An arbitrary triangle can be described by the coordinates of its three vertices: $(x1,y1),(x2,y2),(x3,y3)$, numbered in a counterclockwise direction. The area of the triangle is given by the formula,
\[A = \frac{1}{2} \bigg| x2y3 - x3y2 - x1y3 + x3y1 + x1y2 - x2y1 \bigg|\]Write a function getTriangleArea(vertices)
that returns the area of a triangle whose vertices are specified by the input argument variable vertices
. The type of the input argument is the programmer’s choice. For example, it could be a cell array or a matrix.
Write a function get_triangle_area(vertices)
that returns the area of a triangle whose vertices are specified by the input argument variable vertices
, which could be a nested list of the vertex coordinates.

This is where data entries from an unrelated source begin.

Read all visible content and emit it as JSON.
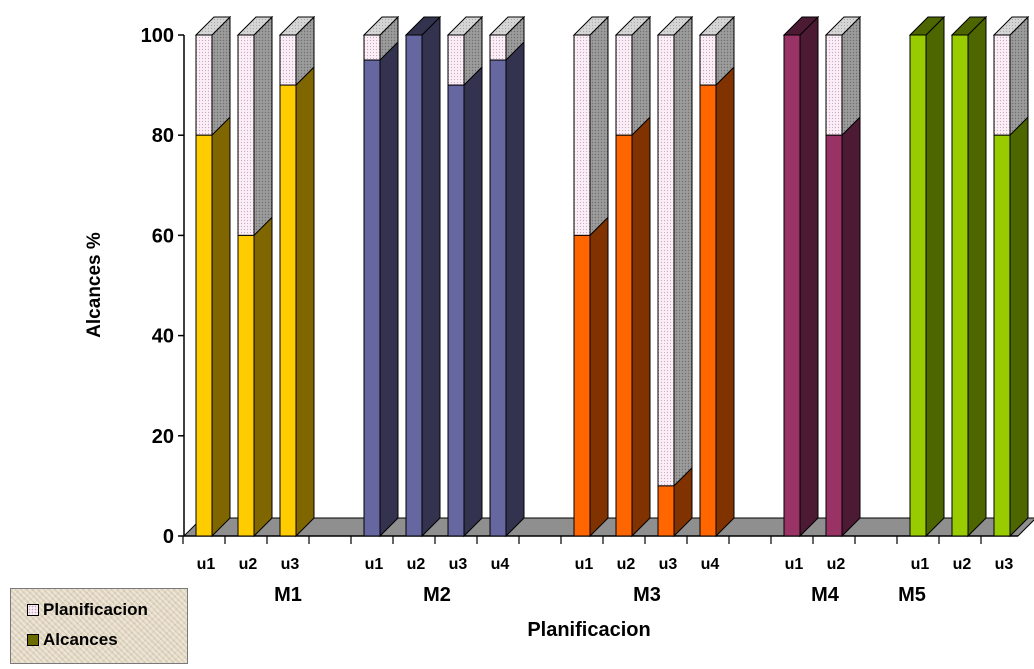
{
  "chart_data": {
    "type": "bar",
    "stacked": true,
    "three_d": true,
    "xlabel": "Planificacion",
    "ylabel": "Alcances %",
    "ylim": [
      0,
      100
    ],
    "yticks": [
      0,
      20,
      40,
      60,
      80,
      100
    ],
    "legend": {
      "position": "bottom-left"
    },
    "series": [
      {
        "name": "Planificacion",
        "key": "planificacion",
        "color": "#fbeef7",
        "side_color": "#9c9c9c"
      },
      {
        "name": "Alcances",
        "key": "alcances",
        "color": "#6b6b00"
      }
    ],
    "groups": [
      {
        "label": "M1",
        "color": "#ffcc00",
        "side_color": "#7f6600",
        "bars": [
          {
            "label": "u1",
            "alcances": 80
          },
          {
            "label": "u2",
            "alcances": 60
          },
          {
            "label": "u3",
            "alcances": 90
          }
        ]
      },
      {
        "label": "M2",
        "color": "#6666a0",
        "side_color": "#333350",
        "bars": [
          {
            "label": "u1",
            "alcances": 95
          },
          {
            "label": "u2",
            "alcances": 100
          },
          {
            "label": "u3",
            "alcances": 90
          },
          {
            "label": "u4",
            "alcances": 95
          }
        ]
      },
      {
        "label": "M3",
        "color": "#ff6600",
        "side_color": "#803300",
        "bars": [
          {
            "label": "u1",
            "alcances": 60
          },
          {
            "label": "u2",
            "alcances": 80
          },
          {
            "label": "u3",
            "alcances": 10
          },
          {
            "label": "u4",
            "alcances": 90
          }
        ]
      },
      {
        "label": "M4",
        "color": "#993366",
        "side_color": "#4d1a33",
        "bars": [
          {
            "label": "u1",
            "alcances": 100
          },
          {
            "label": "u2",
            "alcances": 80
          }
        ]
      },
      {
        "label": "M5",
        "color": "#99cc00",
        "side_color": "#4d6600",
        "bars": [
          {
            "label": "u1",
            "alcances": 100
          },
          {
            "label": "u2",
            "alcances": 100
          },
          {
            "label": "u3",
            "alcances": 80
          }
        ]
      }
    ]
  }
}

Test your implementation with the following test function, which also illustrates how the get_triangle_area
function works.
def test_get_triangle_area():
"""
Verify the area of a triangle with vertex coordinates
(0,0), (1,0), and (0,2).
"""
v1 = (0,0); v2 = (1,0); v3 = (0,2)
vertices = [v1, v2, v3]
expected = 1
computed = get_triangle_area(vertices)
tol = 1E-14
success = abs(expected - computed) < tol
msg = 'computed area=%g != %g (expected)' % (computed, expected)
assert success, msg